可以容纳两个size_t乘积的类型

Question

I have two size_t integers and need to take their product. In what type should I store the result?

#include <limits>
#include <vector>
#include <iostream>

int main() {
    typedef std::size_t size_t;
    typedef unsigned long long product_t;

    std::vector<double> a(100000);
    std::vector<double> b(100000);

    size_t na {a.size()};
    size_t nb {b.size()};

    product_t prod = na * nb;

    std::cout << prod << std::endl;
}

It looks like gcc defines size_t as an unsigned long long so I am not guaranteed I will be able to store the product... any alternatives?

Edit:

The point here is that I am developing a library that needs to handle vectors of an arbitrary size, compute some statistic on it

double stat = computeStatisticOnVectors(a, b);

and then compute the following:

double result = stat / prod

Answer 1

Have you considered not restricting yourself to a primitive type? If it's important to your application that such huge size_type values are handled, why not create a custom type which holds both original values?

Answer 2

It really depends on what you are trying to achieve with your code.
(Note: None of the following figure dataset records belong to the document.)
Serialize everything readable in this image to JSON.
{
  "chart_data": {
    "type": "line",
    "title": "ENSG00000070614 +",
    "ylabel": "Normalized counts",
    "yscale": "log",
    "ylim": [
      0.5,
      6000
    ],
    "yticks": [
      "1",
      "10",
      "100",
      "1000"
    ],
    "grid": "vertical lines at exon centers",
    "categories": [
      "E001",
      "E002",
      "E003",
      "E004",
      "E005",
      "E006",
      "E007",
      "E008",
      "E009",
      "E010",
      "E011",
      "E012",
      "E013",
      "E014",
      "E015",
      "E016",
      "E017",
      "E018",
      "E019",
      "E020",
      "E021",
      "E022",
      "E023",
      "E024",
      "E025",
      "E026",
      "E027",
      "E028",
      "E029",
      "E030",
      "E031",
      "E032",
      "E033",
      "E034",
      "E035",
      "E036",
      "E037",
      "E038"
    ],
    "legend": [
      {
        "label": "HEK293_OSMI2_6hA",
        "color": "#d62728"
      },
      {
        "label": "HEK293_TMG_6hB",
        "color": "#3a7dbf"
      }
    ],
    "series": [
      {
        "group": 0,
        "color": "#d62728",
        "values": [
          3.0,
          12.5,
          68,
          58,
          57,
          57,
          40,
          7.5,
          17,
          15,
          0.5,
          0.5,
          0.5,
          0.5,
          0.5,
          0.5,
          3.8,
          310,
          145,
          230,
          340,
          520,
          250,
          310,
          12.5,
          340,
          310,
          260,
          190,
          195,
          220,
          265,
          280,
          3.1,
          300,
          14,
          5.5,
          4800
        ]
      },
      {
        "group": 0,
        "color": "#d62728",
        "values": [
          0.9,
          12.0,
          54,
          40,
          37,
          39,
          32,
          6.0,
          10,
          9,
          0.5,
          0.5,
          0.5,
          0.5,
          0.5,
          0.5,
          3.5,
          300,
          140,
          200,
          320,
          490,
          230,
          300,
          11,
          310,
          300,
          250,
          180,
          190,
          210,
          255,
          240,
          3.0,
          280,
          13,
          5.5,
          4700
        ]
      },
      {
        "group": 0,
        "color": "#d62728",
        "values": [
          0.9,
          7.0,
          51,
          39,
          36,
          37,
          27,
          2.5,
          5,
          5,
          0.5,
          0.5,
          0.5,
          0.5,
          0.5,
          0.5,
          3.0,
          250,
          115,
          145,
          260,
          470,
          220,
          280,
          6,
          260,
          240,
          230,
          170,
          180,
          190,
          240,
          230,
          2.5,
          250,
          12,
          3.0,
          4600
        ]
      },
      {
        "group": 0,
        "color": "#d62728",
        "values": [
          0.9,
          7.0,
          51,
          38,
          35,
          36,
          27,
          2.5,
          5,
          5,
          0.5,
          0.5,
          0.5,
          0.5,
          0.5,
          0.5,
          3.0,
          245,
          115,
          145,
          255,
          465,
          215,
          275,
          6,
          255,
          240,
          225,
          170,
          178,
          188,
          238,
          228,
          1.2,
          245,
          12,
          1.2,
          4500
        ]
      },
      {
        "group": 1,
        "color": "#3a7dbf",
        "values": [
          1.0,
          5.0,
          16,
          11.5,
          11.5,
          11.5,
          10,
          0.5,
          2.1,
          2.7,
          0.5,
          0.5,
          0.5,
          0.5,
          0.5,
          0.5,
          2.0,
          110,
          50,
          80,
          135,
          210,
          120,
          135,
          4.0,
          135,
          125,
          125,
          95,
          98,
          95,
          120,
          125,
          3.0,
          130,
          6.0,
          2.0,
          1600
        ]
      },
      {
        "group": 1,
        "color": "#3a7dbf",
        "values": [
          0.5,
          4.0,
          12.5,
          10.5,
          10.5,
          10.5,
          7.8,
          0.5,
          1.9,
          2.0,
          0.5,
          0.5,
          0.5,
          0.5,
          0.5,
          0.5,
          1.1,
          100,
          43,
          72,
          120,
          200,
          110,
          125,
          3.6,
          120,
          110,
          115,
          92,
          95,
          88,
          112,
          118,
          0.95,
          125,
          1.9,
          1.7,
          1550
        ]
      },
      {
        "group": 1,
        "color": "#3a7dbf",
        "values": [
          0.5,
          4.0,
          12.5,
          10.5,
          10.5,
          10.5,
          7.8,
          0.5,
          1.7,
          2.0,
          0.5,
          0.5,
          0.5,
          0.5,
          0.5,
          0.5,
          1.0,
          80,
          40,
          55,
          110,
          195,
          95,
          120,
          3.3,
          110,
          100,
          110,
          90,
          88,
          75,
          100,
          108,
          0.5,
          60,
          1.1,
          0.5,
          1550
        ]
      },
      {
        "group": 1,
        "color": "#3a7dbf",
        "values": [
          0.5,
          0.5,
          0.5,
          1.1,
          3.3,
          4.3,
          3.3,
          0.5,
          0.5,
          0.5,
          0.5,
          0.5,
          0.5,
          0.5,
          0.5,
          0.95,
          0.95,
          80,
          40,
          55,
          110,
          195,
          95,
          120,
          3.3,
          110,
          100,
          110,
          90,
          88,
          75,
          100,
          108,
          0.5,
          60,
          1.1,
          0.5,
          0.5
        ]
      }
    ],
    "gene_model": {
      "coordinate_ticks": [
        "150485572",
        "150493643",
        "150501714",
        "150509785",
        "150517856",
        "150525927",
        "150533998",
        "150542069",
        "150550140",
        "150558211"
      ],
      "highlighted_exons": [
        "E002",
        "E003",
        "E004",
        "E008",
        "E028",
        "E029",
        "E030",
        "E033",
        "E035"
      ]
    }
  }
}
If you are later on going to use the value as a size_t (in other words, for sizing a vector, allocating memory, or some such), then you probably should do some checks that it's not overflowing, but store the value as a size_t . You won't be able to use a bigger type anyway, if the purpose is to create a new object based on the size.

If you are doing something like "calculating the number of possible combinations from these X vectors", then using a floating point type will probably be "good enough".

Answer 3

Up until 128 bits, and assuming you don't need much portability, you may just use built-in types such as uint128_t (supported at least by gcc and clang on x86_64 platforms).

If you wish for more portability than this, then 128-bits integers are not standard, so you will need to:

1. Define your own, a pair of 64-bits integer with overload operators would work
2. Use an existing library, such as GMP (LGPL though, but much more generic)
3. From Marc Glisse: Boost.Multiprecision (without the license issue)

Of course, if you could simply eliminate this requirement it would be easier; this product you are computing does not seem to mean much in itself, so just doing stat / na / nb might well be enough.

Answer 4

In your example you're multiplying 100000 and 100000 (rather untypically large values for sizes), where apparently you would want to obtain 10^10 exactly as a result.

As a rough calculation based on 2^10 ~= 10^3, divide the 10's exponent by 3 and multiply by 10 to get the number of bits. Now 10*10/3 is roughly 33, which means you need more than 32 bits, which means 64 bits. Thus, use a 64-bit type.

In addition to being 64-bit the type should be signed, because it's a good idea to use signed types for numbers (otherwise, due to implicit conversions you risk inadvertently using modular arithmetic, with hard to track down bugs). So, the built-in type that you're looking for is – signed 64-bit integer – oh, that's long long .

Or you can use one of the type aliases from <stdint.h> .

That said, why on Earth are you multiplying large sizes, and why do you need the result as an exact integer?

Answer 5

Your statistics will be computed on vectors, which size will not exceed size_t capacity. I think it's enough to detect overflow in your case. I can think of a double conversion of each size, then compare the two products (size_t based product vs double product)